Koranindopos.com – Jakarta – Harga emas batangan PT Aneka Tambang Tbk (Antam) mengalami pelemahan sepanjang pekan ini. Berdasarkan data dari situs Logam Mulia Antam, harga emas turun sebesar Rp61.000 per gram atau sekitar 2,23 persen sejak awal pekan hingga akhir perdagangan Sabtu (20/6/2026).
Pada Senin (15/6/2026), harga emas Antam dibuka di level Rp2.729.000 per gram.
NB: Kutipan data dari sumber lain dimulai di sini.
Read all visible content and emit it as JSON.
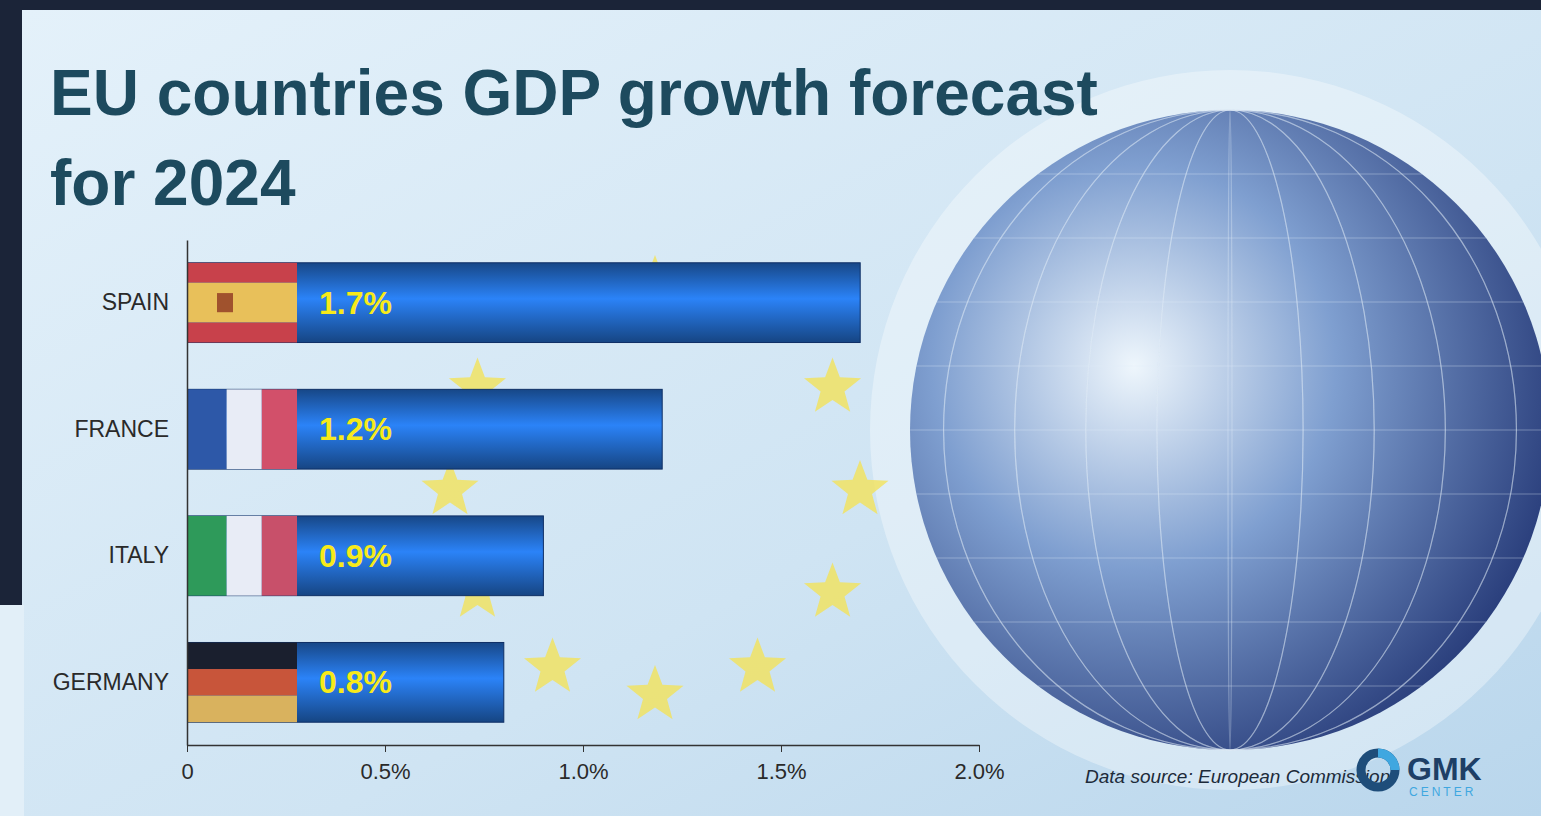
{
  "chart_data": {
    "type": "bar",
    "orientation": "horizontal",
    "title": "EU countries GDP growth forecast for 2024",
    "categories": [
      "SPAIN",
      "FRANCE",
      "ITALY",
      "GERMANY"
    ],
    "values": [
      1.7,
      1.2,
      0.9,
      0.8
    ],
    "value_labels": [
      "1.7%",
      "1.2%",
      "0.9%",
      "0.8%"
    ],
    "data_labels": true,
    "color": "#1f5fb4",
    "xlim": [
      0,
      2.0
    ],
    "xticks": [
      0,
      {
        "value": 0.5,
        "label": "0.5%"
      },
      {
        "value": 1.0,
        "label": "1.0%"
      },
      {
        "value": 1.5,
        "label": "1.5%"
      },
      {
        "value": 2.0,
        "label": "2.0%"
      }
    ],
    "grid": false,
    "annotations": [
      "Data source: European Commission",
      "GMK",
      "CENTER"
    ]
  }
}
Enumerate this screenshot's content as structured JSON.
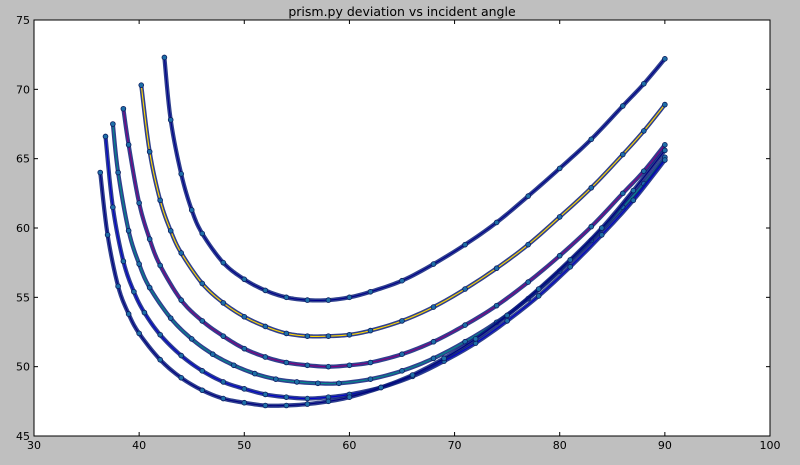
{
  "chart_data": {
    "type": "scatter",
    "title": "prism.py deviation vs incident angle",
    "xlabel": "",
    "ylabel": "",
    "xlim": [
      30,
      100
    ],
    "ylim": [
      45,
      75
    ],
    "x_ticks": [
      "30",
      "40",
      "50",
      "60",
      "70",
      "80",
      "90",
      "100"
    ],
    "y_ticks": [
      "45",
      "50",
      "55",
      "60",
      "65",
      "70",
      "75"
    ],
    "grid": false,
    "legend": "none",
    "series": [
      {
        "color": "#00008b",
        "x": [
          42.4,
          43,
          44,
          45,
          46,
          48,
          50,
          52,
          54,
          56,
          58,
          60,
          62,
          65,
          68,
          71,
          74,
          77,
          80,
          83,
          86,
          88,
          90
        ],
        "y": [
          72.3,
          67.8,
          63.9,
          61.3,
          59.6,
          57.5,
          56.3,
          55.5,
          55.0,
          54.8,
          54.8,
          55.0,
          55.4,
          56.2,
          57.4,
          58.8,
          60.4,
          62.3,
          64.3,
          66.4,
          68.8,
          70.4,
          72.2
        ]
      },
      {
        "color": "#ffd700",
        "x": [
          40.2,
          41,
          42,
          43,
          44,
          46,
          48,
          50,
          52,
          54,
          56,
          58,
          60,
          62,
          65,
          68,
          71,
          74,
          77,
          80,
          83,
          86,
          88,
          90
        ],
        "y": [
          70.3,
          65.5,
          62.0,
          59.8,
          58.2,
          56.0,
          54.6,
          53.6,
          52.9,
          52.4,
          52.2,
          52.2,
          52.3,
          52.6,
          53.3,
          54.3,
          55.6,
          57.1,
          58.8,
          60.8,
          62.9,
          65.3,
          67.0,
          68.9
        ]
      },
      {
        "color": "#800080",
        "x": [
          38.5,
          39,
          40,
          41,
          42,
          44,
          46,
          48,
          50,
          52,
          54,
          56,
          58,
          60,
          62,
          65,
          68,
          71,
          74,
          77,
          80,
          83,
          86,
          88,
          90
        ],
        "y": [
          68.6,
          66.0,
          61.8,
          59.2,
          57.3,
          54.8,
          53.3,
          52.2,
          51.3,
          50.7,
          50.3,
          50.1,
          50.0,
          50.1,
          50.3,
          50.9,
          51.8,
          53.0,
          54.4,
          56.1,
          58.0,
          60.1,
          62.5,
          64.1,
          66.0
        ]
      },
      {
        "color": "#008b8b",
        "x": [
          37.5,
          38,
          39,
          40,
          41,
          43,
          45,
          47,
          49,
          51,
          53,
          55,
          57,
          59,
          62,
          65,
          68,
          71,
          74,
          77,
          80,
          83,
          86,
          88,
          90
        ],
        "y": [
          67.5,
          64.0,
          59.8,
          57.4,
          55.7,
          53.5,
          52.0,
          50.9,
          50.1,
          49.5,
          49.1,
          48.9,
          48.8,
          48.8,
          49.1,
          49.7,
          50.6,
          51.8,
          53.2,
          54.9,
          56.9,
          59.1,
          61.5,
          63.2,
          65.1
        ]
      },
      {
        "color": "#0000cd",
        "x": [
          36.8,
          37.5,
          38.5,
          39.5,
          40.5,
          42,
          44,
          46,
          48,
          50,
          52,
          54,
          56,
          58,
          60,
          63,
          66,
          69,
          72,
          75,
          78,
          81,
          84,
          87,
          90
        ],
        "y": [
          66.6,
          61.5,
          57.6,
          55.4,
          53.9,
          52.3,
          50.8,
          49.7,
          48.9,
          48.4,
          48.0,
          47.8,
          47.7,
          47.8,
          48.0,
          48.5,
          49.3,
          50.4,
          51.7,
          53.3,
          55.1,
          57.2,
          59.5,
          62.0,
          64.9
        ]
      },
      {
        "color": "#000080",
        "x": [
          36.3,
          37,
          38,
          39,
          40,
          42,
          44,
          46,
          48,
          50,
          52,
          54,
          56,
          58,
          60,
          63,
          66,
          69,
          72,
          75,
          78,
          81,
          84,
          87,
          90
        ],
        "y": [
          64.0,
          59.5,
          55.8,
          53.8,
          52.4,
          50.5,
          49.2,
          48.3,
          47.7,
          47.4,
          47.2,
          47.2,
          47.3,
          47.5,
          47.8,
          48.5,
          49.4,
          50.6,
          52.0,
          53.7,
          55.6,
          57.7,
          60.0,
          62.7,
          65.6
        ]
      }
    ]
  }
}
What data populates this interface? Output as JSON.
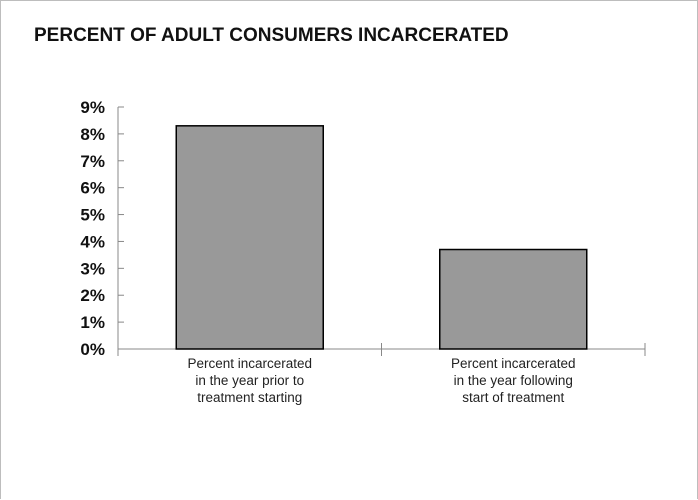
{
  "chart_data": {
    "type": "bar",
    "title": "PERCENT OF ADULT CONSUMERS INCARCERATED",
    "categories": [
      [
        "Percent incarcerated",
        "in the year prior to",
        "treatment starting"
      ],
      [
        "Percent incarcerated",
        "in the year following",
        "start of treatment"
      ]
    ],
    "values": [
      8.3,
      3.7
    ],
    "ylim": [
      0,
      9
    ],
    "yticks": [
      "0%",
      "1%",
      "2%",
      "3%",
      "4%",
      "5%",
      "6%",
      "7%",
      "8%",
      "9%"
    ],
    "xlabel": "",
    "ylabel": "",
    "grid": false,
    "bar_color": "#999999",
    "bar_edge_color": "#000000"
  }
}
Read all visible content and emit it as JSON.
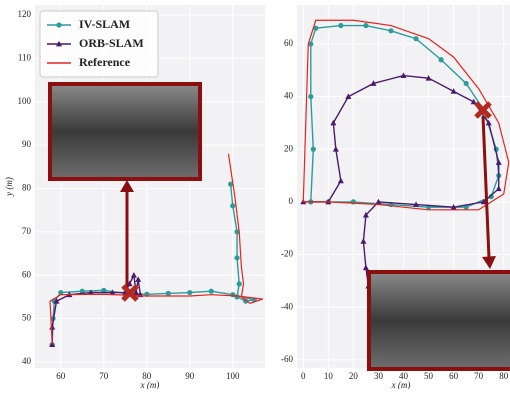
{
  "chart_data": [
    {
      "type": "line",
      "xlabel": "x (m)",
      "ylabel": "y (m)",
      "xlim": [
        54,
        107.5
      ],
      "ylim": [
        38.6,
        122.3
      ],
      "xticks": [
        60,
        70,
        80,
        90,
        100
      ],
      "yticks": [
        40,
        50,
        60,
        70,
        80,
        90,
        100,
        110,
        120
      ],
      "grid": true,
      "legend": "upper left",
      "series": [
        {
          "name": "IV-SLAM",
          "color": "#2a9d9a",
          "marker": "circle",
          "x": [
            99.5,
            100,
            101,
            101,
            101.5,
            101,
            103,
            105,
            100,
            95,
            90,
            85,
            80,
            75,
            70,
            65,
            60,
            58.5,
            58.2,
            58
          ],
          "values": [
            81,
            76,
            70,
            64,
            58,
            55,
            54,
            54.3,
            55.5,
            56.3,
            56,
            55.8,
            55.6,
            55.8,
            56.5,
            56.3,
            56,
            54,
            50,
            44
          ]
        },
        {
          "name": "ORB-SLAM",
          "color": "#4b1a6e",
          "marker": "triangle",
          "x": [
            58,
            58,
            59,
            62,
            67,
            72,
            75,
            76,
            77,
            77.5,
            78,
            78.5
          ],
          "values": [
            44,
            48,
            54,
            55.5,
            56,
            56,
            56,
            58,
            60,
            56,
            59,
            55.5
          ]
        },
        {
          "name": "Reference",
          "color": "#e8231f",
          "marker": "none",
          "x": [
            99,
            100.5,
            101.5,
            102,
            102.5,
            102,
            104,
            107,
            101,
            95,
            90,
            80,
            70,
            60,
            57.5,
            57.8,
            58
          ],
          "values": [
            88,
            78,
            70,
            62,
            58,
            55,
            53.5,
            54.5,
            55.2,
            55.5,
            55.2,
            55.2,
            55.6,
            55.5,
            54,
            48,
            44
          ]
        }
      ]
    },
    {
      "type": "line",
      "xlabel": "x (m)",
      "xlim": [
        -2.5,
        82.5
      ],
      "ylim": [
        -63.1,
        74.8
      ],
      "xticks": [
        0,
        10,
        20,
        30,
        40,
        50,
        60,
        70,
        80
      ],
      "yticks": [
        -60,
        -40,
        -20,
        0,
        20,
        40,
        60
      ],
      "grid": true,
      "legend": "none",
      "series": [
        {
          "color": "#2a9d9a",
          "marker": "circle",
          "x": [
            3,
            4,
            3,
            3,
            5,
            15,
            25,
            35,
            45,
            55,
            65,
            72,
            77,
            78,
            75,
            65,
            50,
            35,
            20,
            10,
            3
          ],
          "values": [
            0,
            20,
            40,
            60,
            66,
            67,
            67,
            65,
            62,
            54,
            45,
            35,
            20,
            10,
            2,
            -2,
            -2,
            -1,
            0,
            0,
            0
          ]
        },
        {
          "color": "#4b1a6e",
          "marker": "triangle",
          "x": [
            0,
            10,
            15,
            13,
            12,
            18,
            28,
            40,
            50,
            60,
            68,
            74,
            78,
            78,
            72,
            60,
            45,
            30,
            25,
            24,
            25,
            26
          ],
          "values": [
            0,
            0,
            8,
            20,
            30,
            40,
            45,
            48,
            47,
            42,
            38,
            30,
            15,
            5,
            0,
            -2,
            -1,
            0,
            -5,
            -15,
            -25,
            -32
          ]
        },
        {
          "color": "#e8231f",
          "marker": "none",
          "x": [
            0,
            1,
            2,
            5,
            20,
            35,
            50,
            60,
            70,
            78,
            82,
            80,
            70,
            50,
            30,
            10,
            0
          ],
          "values": [
            0,
            30,
            60,
            69,
            69,
            67,
            62,
            55,
            43,
            30,
            15,
            3,
            -3,
            -3,
            -1,
            0,
            0
          ]
        }
      ]
    }
  ]
}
Harga tersebut sempat mengalami kenaikan selama tiga hari berturut-turut dan mencapai posisi tertinggi pada Rabu (17/6/2026), yakni Rp2.733.000 per gram.
Namun, tren positif tersebut tidak bertahan lama. Memasuki Kamis (18/6/2026), harga emas mulai terkoreksi ke level Rp2.703.000 per gram. Penurunan berlanjut pada Jumat (19/6/2026) menjadi Rp2.673.000 per gram, sebelum akhirnya ditutup pada posisi Rp2.668.000 per gram pada Sabtu (20/6/2026).
Dengan demikian, sepanjang sepekan harga emas Antam telah terkoreksi sebesar Rp61.000 per gram dibandingkan posisi awal pekan.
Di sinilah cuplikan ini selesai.